If you’re like the millions of Americans who filled a prescription over the past few years, you’ve likely noticed that drug prices have been rising. Spending on prescription drugs rose 8 percent last year, and nearly one-third of this increase can be attributed to the higher cost of drugs.
We at One Medical are keenly aware of this issue, which is why we work with our patients to utilize lower-cost brand or generic drugs whenever quality is not compromised, in order to maximize value.
However, sometimes writing a prescription for a generic medication is not enough to keep costs to a minimum. In fact, according to a new study just published in the JAMA Internal Medicine, it matters just as much where you fill your prescription when it comes to managing costs.
As part of the study, investigators evaluated the cost of three generic drugs – digoxin, lisinopril and carvedilol – at 177 pharmacies within the St. Louis area.
Let’s take a look at what they found for lisinopril, a hypertension and heart health medication used by many of our patients:
- A 30-day prescription for lisinopril 10 mg: $3.00 to $89.50
- A 30-day prescription for lisinopril 40 mg: $14.18 to $87.59
- A 90-day prescription for lisinopril 10 mg: $17.39 to $205.99
- A 90-day prescription for lisinopril 40 mg: $34.25 to $223.90
The range was even greater for digoxin and carvedilol: a 90-day supply of carvedilol 25 mg showed a price range of $180.46 to $1,144.98!
You might think that these huge price variations reflect the costs imposed by the various manufacturers of each generic medication, or the pharmacy zip code (with wealthier areas showing higher prices), or the particular drug store chain. But you would be wrong. Instead, the cost of the medication was almost exclusively a function of each individual pharmacy setting its own price.
The takeaway: When it comes to managing prescription costs, it pays to shop around.

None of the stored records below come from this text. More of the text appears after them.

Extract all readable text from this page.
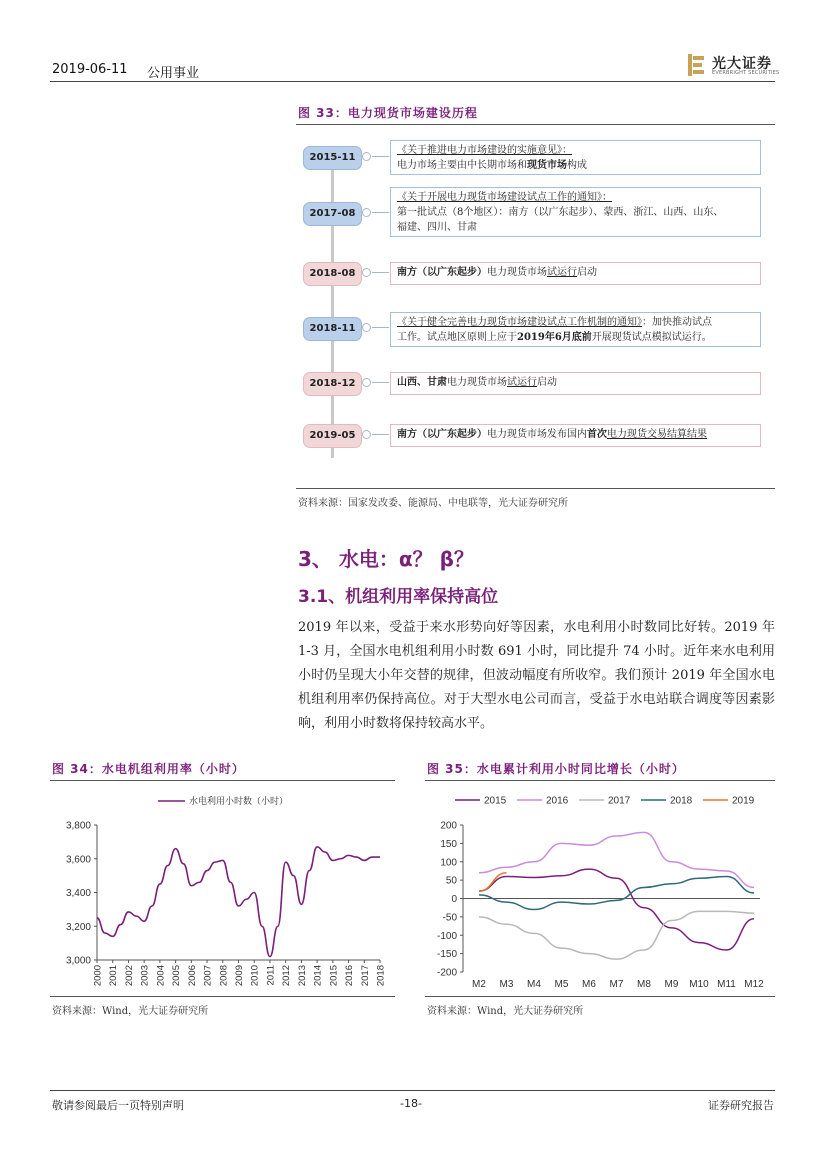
2019-06-11 公用事业
光大证券
EVERBRIGHT SECURITIES
图 33：电力现货市场建设历程
2015-11
《关于推进电力市场建设的实施意见》：
电力市场主要由中长期市场和现货市场构成
2017-08
《关于开展电力现货市场建设试点工作的通知》：
第一批试点（8个地区）：南方（以广东起步）、蒙西、浙江、山西、山东、
福建、四川、甘肃
2018-08	南方（以广东起步）电力现货市场试运行启动
2018-11
《关于健全完善电力现货市场建设试点工作机制的通知》：加快推动试点
工作。试点地区原则上应于2019年6月底前开展现货试点模拟试运行。
2018-12	山西、甘肃电力现货市场试运行启动
2019-05	南方（以广东起步）电力现货市场发布国内首次电力现货交易结算结果
资料来源：国家发改委、能源局、中电联等，光大证券研究所
3、 水电：α？ β？
3.1、机组利用率保持高位
2019 年以来，受益于来水形势向好等因素，水电利用小时数同比好转。2019 年 1-3 月，全国水电机组利用小时数 691 小时，同比提升 74 小时。近年来水电利用小时仍呈现大小年交替的规律，但波动幅度有所收窄。我们预计 2019 年全国水电机组利用率仍保持高位。对于大型水电公司而言，受益于水电站联合调度等因素影响，利用小时数将保持较高水平。
图 34：水电机组利用率（小时）
水电利用小时数（小时）
3,000
3,200
3,400
3,600
3,800
2000 2001 2002 2003 2004 2005 2006 2007 2008 2009 2010 2011 2012 2013 2014 2015 2016 2017 2018
资料来源：Wind，光大证券研究所
图 35：水电累计利用小时同比增长（小时）
2015	2016	2017	2018	2019
-200
-150
-100
-50
0
50
100
150
200
M2 M3 M4 M5 M6 M7 M8 M9 M10 M11 M12
资料来源：Wind，光大证券研究所
敬请参阅最后一页特别声明	-18-	证券研究报告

GoodRx is a great place to start – GoodRx’s drug price search tool allows you to compare prices for your prescription at pharmacies near you.
Whenever possible, you can also use mail order pharmacies or other programs that offer low-cost formularies. The Walmart Retail Prescription Program, for example, will sell 90 days worth of lisinopril for $10. Unfortunately, these programs do not always include all medications – Walmart, for instance, does not include digoxin in its formulary – so you may have to find appropriate substitutes for some drugs.
Pricing variability can impose a huge financial burden on our uninsured or underinsured patients who have fewer options. And even when insurance companies are footing the bill, unnecessary spending on overpriced medications raises premiums for all of us.
So, do your homework. There’s no need to pay extra for the exact same drug.